The theory developed out of Joel Gold’s experiences as attending psychiatrist at New York City’s notorious Bellevue Hospital. After treating several patients with Truman Show delusions, he – in partnership with his brother Ian, a philosophy professor at McGill University in Canada – published a 2012 article on the phenomenon in Cognitive Neuropsychiatry. That, in turn, generated a deluge of emails from people all around the world who were relieved to realize they were not the only one who thought their lives were being secretly filmed and broadcast to the masses.

The Gold brothers’ theory of delusions as a social phenomenon goes against the grain in this era of pharmaceutical industry domination and biological reductionism, especially here in the United States, where the social context of mental illness has been systematically suppressed in favor of simplistic theories of genetic or chemical imbalances.

But things have a way of circling back around. Almost 50 years ago, against the backdrop of the assassination of Martin Luther King and the ensuing inner-city rebellions, African American psychiatrists William Grier and Price Cobbs dissected the psychic burden of prejudice. To survive, they wrote in their influential 1968 book Black Rage, oppressed people must maintain a delicate balancing act of being ever-vigilant and suspicious, yet without succumbing to frank paranoia:
“[S]urvival in America depends in large measure on the development of a ‘healthy’ cultural paranoia. [The black man] must maintain a high degree of suspicion toward the motives of every white man and at the same time never allow this suspicion to impair his grasp of reality. It is a demanding requirement and not everyone can manage it with grace…. Of all the varieties of functional psychosis, those that include paranoid symptoms are by far the most prevalent among black people.”
The panoptical gaze in The Bourne Ultimatum
Suspicion, then, is necessary and adaptive, especially for those most vulnerable to exploitation. But when chronic stressors overwhelm the brain’s capacity to cope, delusions are kindled. This is the essence of the Golds’ theory of delusions as the product of an overtaxed “Suspicion System.”

Drawing on recent research in neuroscience and evolutionary psychiatry, the Golds locate the Suspicion System in the amygdala – evolved to anticipate threat by interpreting ambiguous signs of potential social danger – and connected brain regions. Delusions take hold, they posit, with a breakdown in communication between this early-warning Suspicion System and the more rational, slower-thinking (“System 2” in Daniel Kahneman’s formulation) cognitive network that should be dampening the amygdala’s over-enthusiasm.
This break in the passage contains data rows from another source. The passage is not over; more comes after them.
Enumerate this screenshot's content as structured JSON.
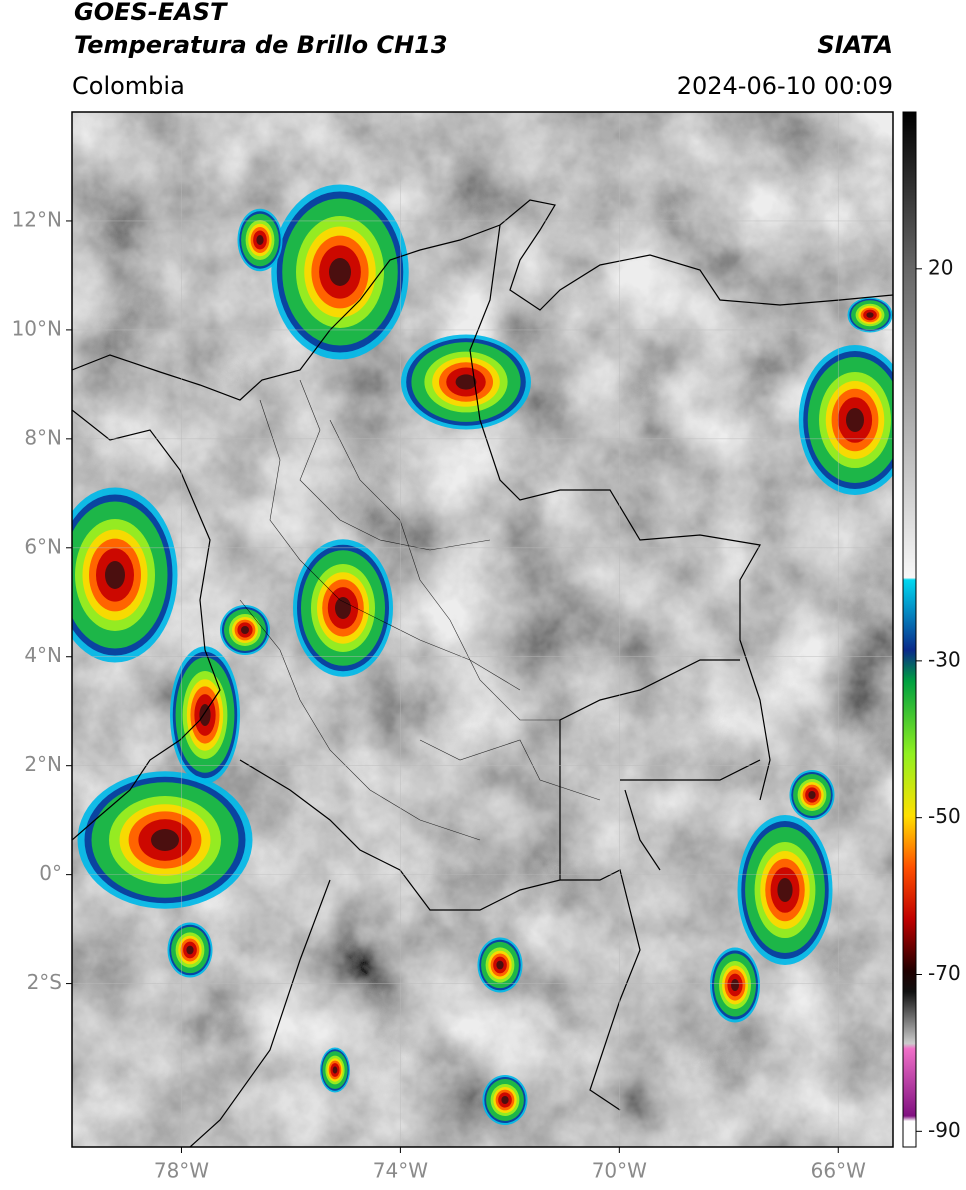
{
  "header": {
    "title": "GOES-EAST",
    "subtitle": "Temperatura de Brillo CH13",
    "source": "SIATA",
    "region": "Colombia",
    "datetime": "2024-06-10 00:09"
  },
  "map": {
    "xlim": [
      -80,
      -65
    ],
    "ylim": [
      -5,
      14
    ],
    "grid": true,
    "xticks": [
      {
        "value": -78,
        "label": "78°W"
      },
      {
        "value": -74,
        "label": "74°W"
      },
      {
        "value": -70,
        "label": "70°W"
      },
      {
        "value": -66,
        "label": "66°W"
      }
    ],
    "yticks": [
      {
        "value": 12,
        "label": "12°N"
      },
      {
        "value": 10,
        "label": "10°N"
      },
      {
        "value": 8,
        "label": "8°N"
      },
      {
        "value": 6,
        "label": "6°N"
      },
      {
        "value": 4,
        "label": "4°N"
      },
      {
        "value": 2,
        "label": "2°N"
      },
      {
        "value": 0,
        "label": "0°"
      },
      {
        "value": -2,
        "label": "2°S"
      }
    ]
  },
  "colorbar": {
    "clim": [
      -92,
      40
    ],
    "ticks": [
      20,
      -30,
      -50,
      -70,
      -90
    ]
  }
}
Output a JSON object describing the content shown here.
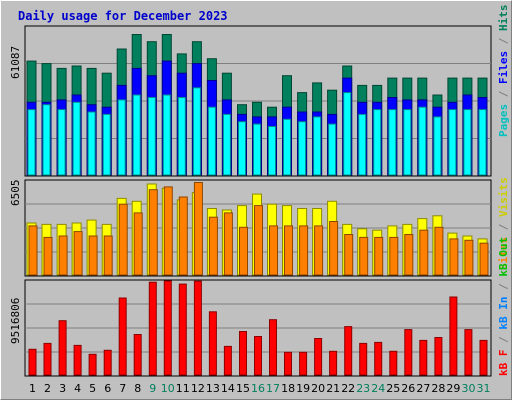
{
  "chart_data": [
    {
      "type": "bar",
      "title": "Daily usage for December 2023",
      "ymax_label": "61087",
      "ymax": 61087,
      "categories": [
        "1",
        "2",
        "3",
        "4",
        "5",
        "6",
        "7",
        "8",
        "9",
        "10",
        "11",
        "12",
        "13",
        "14",
        "15",
        "16",
        "17",
        "18",
        "19",
        "20",
        "21",
        "22",
        "23",
        "24",
        "25",
        "26",
        "27",
        "28",
        "29",
        "30",
        "31"
      ],
      "weekend_days": [
        "9",
        "10",
        "16",
        "17",
        "23",
        "24",
        "30",
        "31"
      ],
      "series": [
        {
          "name": "Hits",
          "color": "#00805c",
          "values": [
            47000,
            46000,
            44000,
            45000,
            44000,
            42000,
            52000,
            58000,
            55000,
            58000,
            50000,
            55000,
            48000,
            42000,
            29000,
            30000,
            28000,
            41000,
            34000,
            38000,
            35000,
            45000,
            37000,
            37000,
            40000,
            40000,
            40000,
            33000,
            40000,
            40000,
            40000
          ]
        },
        {
          "name": "Files",
          "color": "#0000ff",
          "values": [
            30000,
            30000,
            31000,
            33000,
            29000,
            28000,
            37000,
            44000,
            41000,
            47000,
            42000,
            46000,
            39000,
            31000,
            25000,
            24000,
            24000,
            28000,
            26000,
            26000,
            25000,
            40000,
            30000,
            30000,
            32000,
            31000,
            31000,
            28000,
            30000,
            33000,
            32000
          ]
        },
        {
          "name": "Pages",
          "color": "#00ffff",
          "values": [
            27000,
            29000,
            27000,
            30000,
            26000,
            25000,
            31000,
            33000,
            32000,
            33000,
            32000,
            36000,
            28000,
            25000,
            22000,
            21000,
            20000,
            23000,
            22000,
            24000,
            21000,
            34000,
            25000,
            27000,
            27000,
            27000,
            28000,
            24000,
            27000,
            27000,
            27000
          ]
        }
      ]
    },
    {
      "type": "bar",
      "ymax_label": "6505",
      "ymax": 6505,
      "categories": [
        "1",
        "2",
        "3",
        "4",
        "5",
        "6",
        "7",
        "8",
        "9",
        "10",
        "11",
        "12",
        "13",
        "14",
        "15",
        "16",
        "17",
        "18",
        "19",
        "20",
        "21",
        "22",
        "23",
        "24",
        "25",
        "26",
        "27",
        "28",
        "29",
        "30",
        "31"
      ],
      "series": [
        {
          "name": "Visits",
          "color": "#ffff00",
          "values": [
            3600,
            3500,
            3500,
            3600,
            3800,
            3500,
            5300,
            5100,
            6300,
            6000,
            5200,
            5700,
            4600,
            4500,
            4800,
            5600,
            4900,
            4800,
            4600,
            4600,
            5100,
            3500,
            3200,
            3100,
            3400,
            3500,
            3900,
            4100,
            2900,
            2700,
            2500
          ]
        },
        {
          "name": "Sites",
          "color": "#ff8000",
          "values": [
            3400,
            2600,
            2700,
            3000,
            2700,
            2700,
            4900,
            4300,
            5900,
            6100,
            5400,
            6400,
            4000,
            4300,
            3300,
            4800,
            3400,
            3400,
            3400,
            3400,
            3700,
            2800,
            2600,
            2600,
            2600,
            2800,
            3100,
            3300,
            2500,
            2400,
            2200
          ]
        }
      ]
    },
    {
      "type": "bar",
      "ymax_label": "9516806",
      "ymax": 9516806,
      "categories": [
        "1",
        "2",
        "3",
        "4",
        "5",
        "6",
        "7",
        "8",
        "9",
        "10",
        "11",
        "12",
        "13",
        "14",
        "15",
        "16",
        "17",
        "18",
        "19",
        "20",
        "21",
        "22",
        "23",
        "24",
        "25",
        "26",
        "27",
        "28",
        "29",
        "30",
        "31"
      ],
      "series": [
        {
          "name": "KB F",
          "color": "#ff0000",
          "values": [
            2600,
            3200,
            5500,
            3000,
            2100,
            2500,
            7800,
            4100,
            9400,
            9900,
            9200,
            9500,
            6400,
            2900,
            4400,
            3900,
            5600,
            2300,
            2300,
            3700,
            2400,
            4900,
            3200,
            3300,
            2400,
            4600,
            3500,
            3800,
            7900,
            4600,
            3500
          ]
        }
      ]
    }
  ],
  "right_labels": {
    "top": [
      {
        "text": "Pages",
        "color": "#00c0c0"
      },
      {
        "text": " / ",
        "color": "#808080"
      },
      {
        "text": "Files",
        "color": "#0000ff"
      },
      {
        "text": " / ",
        "color": "#808080"
      },
      {
        "text": "Hits",
        "color": "#00805c"
      }
    ],
    "middle": [
      {
        "text": "Sites",
        "color": "#ff8000"
      },
      {
        "text": " / ",
        "color": "#808080"
      },
      {
        "text": "Visits",
        "color": "#cccc00"
      }
    ],
    "bottom": [
      {
        "text": "kB F",
        "color": "#ff0000"
      },
      {
        "text": " / ",
        "color": "#808080"
      },
      {
        "text": "kB In",
        "color": "#0080ff"
      },
      {
        "text": " / ",
        "color": "#808080"
      },
      {
        "text": "kB Out",
        "color": "#00c000"
      }
    ]
  },
  "colors": {
    "weekday_label": "#000000",
    "weekend_label": "#00805c"
  }
}
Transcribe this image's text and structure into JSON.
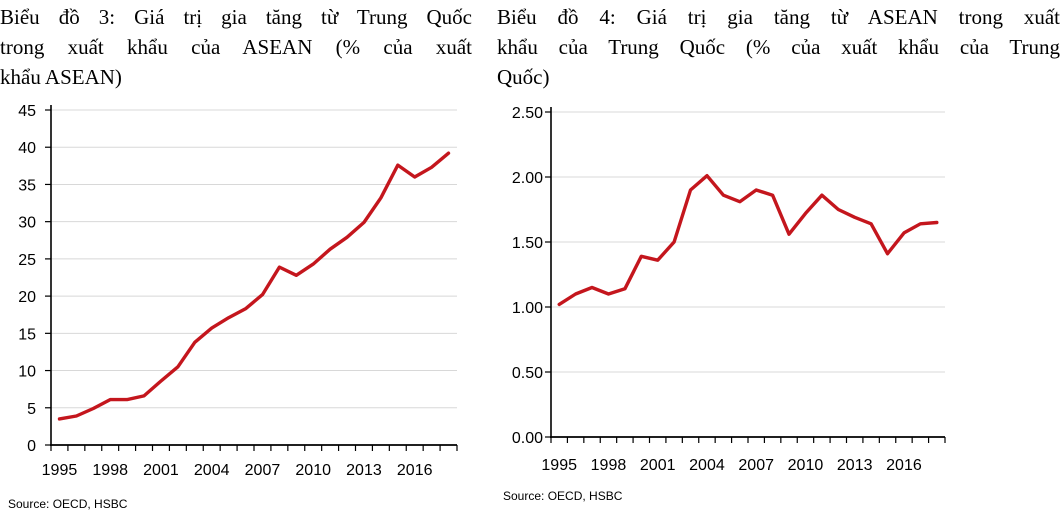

A solid theory should not only be logical, elegant, and empirically supportable, but should also explain diverse manifestations of a phenomenon. The Golds’ theory explains not just persecutory delusions, but each of the other 11 major delusional themes (e.g., grandiose, religious, erotomanic) as well. For example, grandiosity  – which we see in the Truman Delusion  – can be interpreted as a way of deflecting threat, much like a puffer fish blows itself up or a cat arches it back when faced with danger:

“Flexing your social muscles makes you less vulnerable to exploitation by others, and putting your high status front and center in a potential exploiter’s mind might make them think twice about victimizing you…. Grandiosity is thus a symptom of a Suspicion System on overdrive, a caricature of the normal adaptive strategies we employ every day…. Paranoia and grandiosity … are functionally connected: paranoia is a broken form of threat detection, and grandiosity is a broken threat response.”
With ever-growing income disparity and economic stress, social network disintegration, loss of privacy,  and social media's increasingly panoptical reach, we may expect more and more alienated people with trouble psyches to succumb to Truman Show delusions. Let us hope that, in treating them, we do not lose sight of their humanity, for they really are  not so different from us. As the Golds put it, “mental illness is just a frayed, weakened version of mental health.”

Indeed, if we listen, these frantic souls may even have something to teach.